Abdusalaam al-Hindi has a hilarious piece making fun of stereotypical jumu'a khutbas. My favorite was the "We-Suck-Today-But-Our-Past-Was-Awesome" one, though the Jewphobic one has the best line: "Jews probably bullied this poor Khateeb when he was younger. The Jewish bullies most likely gave the Khateeb a wedgie in junior high school." rofl
Haroon Moghul writes about his outsider's experience of attending midnight mass on Christmas eve, and the insights it gave him. It's a somewhat disjointed piece, but stay the course.
Amazingly talented writer ihath pens a compelling tribute to Yasser Arafat, her fear of Saddam Hussein, preference for George Bush to win the election, and how she lost her religion in the Holy Lands. James Lileks has nothing on her for writing skill; her personal lifestory is like a romance novel come to life.

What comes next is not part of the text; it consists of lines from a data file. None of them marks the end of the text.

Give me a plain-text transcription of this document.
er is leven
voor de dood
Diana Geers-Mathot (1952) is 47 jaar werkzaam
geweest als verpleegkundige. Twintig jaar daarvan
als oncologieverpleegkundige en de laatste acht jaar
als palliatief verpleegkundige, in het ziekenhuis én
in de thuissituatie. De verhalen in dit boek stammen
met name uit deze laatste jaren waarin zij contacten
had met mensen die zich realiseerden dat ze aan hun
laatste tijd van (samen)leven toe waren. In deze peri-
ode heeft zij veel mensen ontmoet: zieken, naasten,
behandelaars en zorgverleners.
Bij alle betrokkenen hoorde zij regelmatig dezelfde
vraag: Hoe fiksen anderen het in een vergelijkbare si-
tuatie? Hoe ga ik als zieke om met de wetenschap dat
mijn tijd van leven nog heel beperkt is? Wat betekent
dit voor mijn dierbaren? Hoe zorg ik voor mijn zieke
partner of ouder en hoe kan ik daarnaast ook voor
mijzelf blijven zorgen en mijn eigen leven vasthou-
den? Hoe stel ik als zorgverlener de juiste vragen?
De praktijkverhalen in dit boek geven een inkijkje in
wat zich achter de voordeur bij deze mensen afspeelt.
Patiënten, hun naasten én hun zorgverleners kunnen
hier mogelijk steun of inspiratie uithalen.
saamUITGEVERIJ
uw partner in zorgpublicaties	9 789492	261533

Don't visit hr website unless you have an hour to spare.
The group blog Living Traditions takes on MuslimWakeUp founder Ahmed Nassef's overly broad categrization of non-Progressive muslims (ie, orthodox ones such as myself) as "neo-Salafists". They draw an analogy between this rhetorical tactic and those employed by the true fanatical Islamists themselves:
This method of dealing with questioners and critics reminds the author of the way extreme Muslim groups deal with questioners and critics. The words ("neo-Salafi, extremist" vs "kafir, mutbada'") may be different, but the purpose and ends are the same -- to shut down communication, questioning, learning, criticism. "You're either with us or against us."
While MuslimWakeUp had my sympathy for the recent hacker attack, I find that Living Tradition's points are valid in that MWU's founders often serve the cause of validating Islamic stereotypes more than refuting them - by using their publicity to denounce those muslims with whom they have ideological opposition.
And finally, fellow father of a baby girl Abu Aardvark has a post simply titled "Children" that is a must-read.
This is a miniscule sampling of the thought and debate within the Islamsphere today. Highlighting the diversity of thought and debate therein is the primary purpose of the Brass Crescent Awards. If you haven't cast your slate of nominations yet, what are you waiting for?
Remember, non-muslims are expressly invited to participate in nominations, voting, and have their own blogs eligible for nomination as well.